If you don’t see IIS and Drivewyze in yourself, perhaps you instead see Xerox Commercial Vehicle Operations instead. It’s the long-standing incumbent in the weigh station pre-clearance market. It has dominant market share with law enforcement across North America built around proprietary systems and equipment that costs law enforcement agencies around $150,000 per station and truckers about $500 per cab. It’s being rapidly disrupted by this upstart SaaS solution that costs law enforcement a fraction of the PrePass solution, with no equipment requirements and works with any truck and truck driver for less than a tank of gas per month.

What it means?

What should you take away from this story?

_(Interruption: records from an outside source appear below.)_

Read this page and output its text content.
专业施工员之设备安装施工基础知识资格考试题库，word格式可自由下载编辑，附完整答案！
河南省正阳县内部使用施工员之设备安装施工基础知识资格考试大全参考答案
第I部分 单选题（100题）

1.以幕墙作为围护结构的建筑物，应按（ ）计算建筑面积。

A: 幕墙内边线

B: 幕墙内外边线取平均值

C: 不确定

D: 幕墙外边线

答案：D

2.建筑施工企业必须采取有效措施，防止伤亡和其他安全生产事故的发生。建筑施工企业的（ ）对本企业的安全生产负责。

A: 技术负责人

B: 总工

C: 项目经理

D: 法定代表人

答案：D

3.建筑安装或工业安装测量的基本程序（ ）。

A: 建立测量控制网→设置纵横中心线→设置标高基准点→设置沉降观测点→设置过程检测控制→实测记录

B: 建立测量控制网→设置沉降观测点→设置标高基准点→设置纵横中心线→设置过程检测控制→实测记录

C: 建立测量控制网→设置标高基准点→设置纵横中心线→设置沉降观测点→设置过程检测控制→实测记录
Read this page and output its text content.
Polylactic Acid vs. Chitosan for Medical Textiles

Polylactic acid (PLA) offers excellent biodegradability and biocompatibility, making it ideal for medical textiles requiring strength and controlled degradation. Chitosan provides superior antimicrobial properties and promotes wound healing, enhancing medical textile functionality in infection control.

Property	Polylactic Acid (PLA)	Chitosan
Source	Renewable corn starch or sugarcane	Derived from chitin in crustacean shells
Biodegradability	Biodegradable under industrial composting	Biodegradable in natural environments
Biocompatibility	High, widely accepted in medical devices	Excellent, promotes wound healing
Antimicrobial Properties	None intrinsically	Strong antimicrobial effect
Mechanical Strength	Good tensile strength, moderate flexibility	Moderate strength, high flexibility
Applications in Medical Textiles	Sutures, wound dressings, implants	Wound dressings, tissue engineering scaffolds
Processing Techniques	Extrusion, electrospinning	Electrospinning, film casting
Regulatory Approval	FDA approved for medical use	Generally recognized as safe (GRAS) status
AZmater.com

1.     You don’t have to be cloud-based to deliver cloud value.  If your security or compliance requirements can’t be met via the cloud today, you don’t have to be based on a cloud service to deliver a multitenant cloud service yourself. There’s still value in managed services, traditional static hosting offerings and legacy systems of record like the law enforcement databases. Take a hybrid approach to your cloud service and you might just find there’s far more cloud value you can deliver than you might think.

2.     And you don’t have to be a disruptor. You can always be the disrupted. Your choice.